2. Remove all wait and use Task. ContinueWith to implement code sequence.
Var ta = new Task () =>{ doSome ();});
Ta. ContinueWith (tc) =>{ doAnother (tc. Result );});

3. Remove all wait, move the code after wait to a separate call, and activate the main thread at the end of the subthread by using the event or callback function. Take WinForm as an example, as shown in:

The Code project for testing mentioned in the article is attached:

In Java, is a deadlock caused by synchronization or Asynchronization?

A deadlock occurs.

The three threads A, B, and C both hold one resource and request another resource occupied by others. The situation of multiple participants is similar, it is a process like what we usually say that one hand pays and one hand delivers the goods, but both parties do not let go.

Therefore, A deadlock occurs only when at least two participants are involved at the same time. synchronization is performed first, and synchronization is performed later. The deadlock will not occur because when A is not finished, B is not started to run, therefore, B cannot compete for the resources required by.

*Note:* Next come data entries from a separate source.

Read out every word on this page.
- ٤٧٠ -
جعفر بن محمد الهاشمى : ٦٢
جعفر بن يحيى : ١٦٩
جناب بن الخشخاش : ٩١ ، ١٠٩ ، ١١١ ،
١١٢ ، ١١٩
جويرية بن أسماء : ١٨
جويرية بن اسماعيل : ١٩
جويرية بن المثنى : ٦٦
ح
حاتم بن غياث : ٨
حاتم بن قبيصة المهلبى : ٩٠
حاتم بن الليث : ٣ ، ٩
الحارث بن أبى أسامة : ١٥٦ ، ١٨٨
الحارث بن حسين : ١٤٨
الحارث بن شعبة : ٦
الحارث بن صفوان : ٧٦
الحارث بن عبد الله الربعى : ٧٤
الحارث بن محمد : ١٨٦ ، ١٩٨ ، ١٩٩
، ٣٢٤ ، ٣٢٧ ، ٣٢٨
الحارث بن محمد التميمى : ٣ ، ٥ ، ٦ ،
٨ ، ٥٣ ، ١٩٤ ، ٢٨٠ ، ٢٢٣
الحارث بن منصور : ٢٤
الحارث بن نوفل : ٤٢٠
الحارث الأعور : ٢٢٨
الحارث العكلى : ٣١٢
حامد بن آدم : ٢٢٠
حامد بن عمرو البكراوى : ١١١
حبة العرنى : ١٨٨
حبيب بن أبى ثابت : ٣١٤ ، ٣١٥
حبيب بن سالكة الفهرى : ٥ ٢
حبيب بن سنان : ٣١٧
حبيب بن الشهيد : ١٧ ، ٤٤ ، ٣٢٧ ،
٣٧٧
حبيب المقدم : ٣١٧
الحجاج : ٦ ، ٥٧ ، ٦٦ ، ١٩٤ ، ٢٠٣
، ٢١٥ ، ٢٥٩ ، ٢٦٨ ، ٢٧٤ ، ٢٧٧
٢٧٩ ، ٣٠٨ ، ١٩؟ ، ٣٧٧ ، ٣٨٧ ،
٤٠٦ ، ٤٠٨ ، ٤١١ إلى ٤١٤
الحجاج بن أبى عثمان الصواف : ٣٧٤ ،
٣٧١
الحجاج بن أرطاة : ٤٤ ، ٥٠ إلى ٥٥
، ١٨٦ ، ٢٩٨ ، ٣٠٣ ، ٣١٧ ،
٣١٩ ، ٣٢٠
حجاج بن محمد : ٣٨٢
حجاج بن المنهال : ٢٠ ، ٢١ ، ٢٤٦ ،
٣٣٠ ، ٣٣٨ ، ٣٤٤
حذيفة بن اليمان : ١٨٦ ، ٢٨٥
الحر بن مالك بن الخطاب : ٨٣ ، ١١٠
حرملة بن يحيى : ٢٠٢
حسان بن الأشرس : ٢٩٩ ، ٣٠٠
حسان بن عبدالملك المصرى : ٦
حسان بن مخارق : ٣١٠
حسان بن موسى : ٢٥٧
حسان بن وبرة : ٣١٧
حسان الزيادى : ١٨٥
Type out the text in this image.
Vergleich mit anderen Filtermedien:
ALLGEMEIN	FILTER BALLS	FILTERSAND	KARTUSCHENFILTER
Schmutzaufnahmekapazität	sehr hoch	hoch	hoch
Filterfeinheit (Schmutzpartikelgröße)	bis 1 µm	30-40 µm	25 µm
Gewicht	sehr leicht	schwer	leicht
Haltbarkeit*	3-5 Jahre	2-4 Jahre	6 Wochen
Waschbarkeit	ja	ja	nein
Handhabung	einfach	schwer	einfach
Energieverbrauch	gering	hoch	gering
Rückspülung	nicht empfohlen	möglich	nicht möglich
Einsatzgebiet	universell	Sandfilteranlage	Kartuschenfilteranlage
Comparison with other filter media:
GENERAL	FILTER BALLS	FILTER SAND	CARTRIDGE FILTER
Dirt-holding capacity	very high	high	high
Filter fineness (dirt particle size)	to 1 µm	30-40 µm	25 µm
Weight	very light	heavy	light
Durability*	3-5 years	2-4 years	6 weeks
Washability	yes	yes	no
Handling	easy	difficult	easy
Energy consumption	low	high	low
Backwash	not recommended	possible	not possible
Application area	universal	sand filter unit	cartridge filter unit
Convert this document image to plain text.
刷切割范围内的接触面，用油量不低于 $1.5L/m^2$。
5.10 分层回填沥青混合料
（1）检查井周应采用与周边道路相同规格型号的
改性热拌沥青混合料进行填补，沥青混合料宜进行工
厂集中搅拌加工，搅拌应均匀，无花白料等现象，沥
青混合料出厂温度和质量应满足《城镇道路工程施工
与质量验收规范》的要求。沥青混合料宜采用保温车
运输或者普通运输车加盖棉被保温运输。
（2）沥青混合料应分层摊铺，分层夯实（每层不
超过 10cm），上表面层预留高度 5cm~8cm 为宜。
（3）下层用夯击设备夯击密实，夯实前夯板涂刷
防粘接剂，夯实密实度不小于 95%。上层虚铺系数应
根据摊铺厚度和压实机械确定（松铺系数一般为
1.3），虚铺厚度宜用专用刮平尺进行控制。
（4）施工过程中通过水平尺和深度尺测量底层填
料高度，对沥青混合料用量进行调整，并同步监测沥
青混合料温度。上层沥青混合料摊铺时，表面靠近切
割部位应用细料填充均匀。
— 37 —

In Java, is a deadlock caused by synchronization or Asynchronization?

Standard answer! A deadlock occurs. The three threads A, B, and C both hold one resource and request another resource occupied by others. The situation of multiple participants is similar, it is a process like what we usually say that one hand pays and one hand delivers the goods, but both parties do not let go. Therefore, A deadlock occurs only when at least two participants are involved at the same time. synchronization is performed first, and synchronization is performed later. The deadlock will not occur because when A is not finished, B is not started to run, therefore, B cannot compete for the resources required by.